6Mutatis mutandis, cette anthropomorphisation du titre vaut pour les journaux éponymiques, à ceci près que faire revivre un personnage dans l’espace du journal implique de réactiver une visualité préexistante, parfois latente, laquelle dépend d’attributs accrédités par les textes, voire d’incarnations intermédiaires, le plus souvent scéniques, dont Figaro serait un parangon14. Figure extrêmement plastique dont la force migratoire a été prédestinée par la trilogie de Beaumarchais et ses représentations puis ses dérivations, il est doté d’un corps et d’une image prêtés par le comédien qui joue son rôle.
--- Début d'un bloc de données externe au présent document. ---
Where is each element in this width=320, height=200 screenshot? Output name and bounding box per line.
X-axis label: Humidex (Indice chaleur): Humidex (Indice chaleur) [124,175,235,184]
La vignette originelle de 1826 montre ainsi un personnage fidèle à la description du Barbier de Séville (acte I, scène 2), « une guitare sur le dos attachée en bandoulière avec un large ruban », mais présente surtout la déclinaison d’une gravure de 1786 représentant l’acteur Dazincourt en costume (fig. 3 et fig. 4). De même, la vignette d’un Diable boiteux de 1857 traduit un certain anachronisme : sans reproduire directement – du moins à notre connaissance – des illustrations antérieures du roman de Lesage, elle en récupère les attributs essentiels : l’apparition du diable, la stupéfaction de son interlocuteur, le globe terrestre, etc.15.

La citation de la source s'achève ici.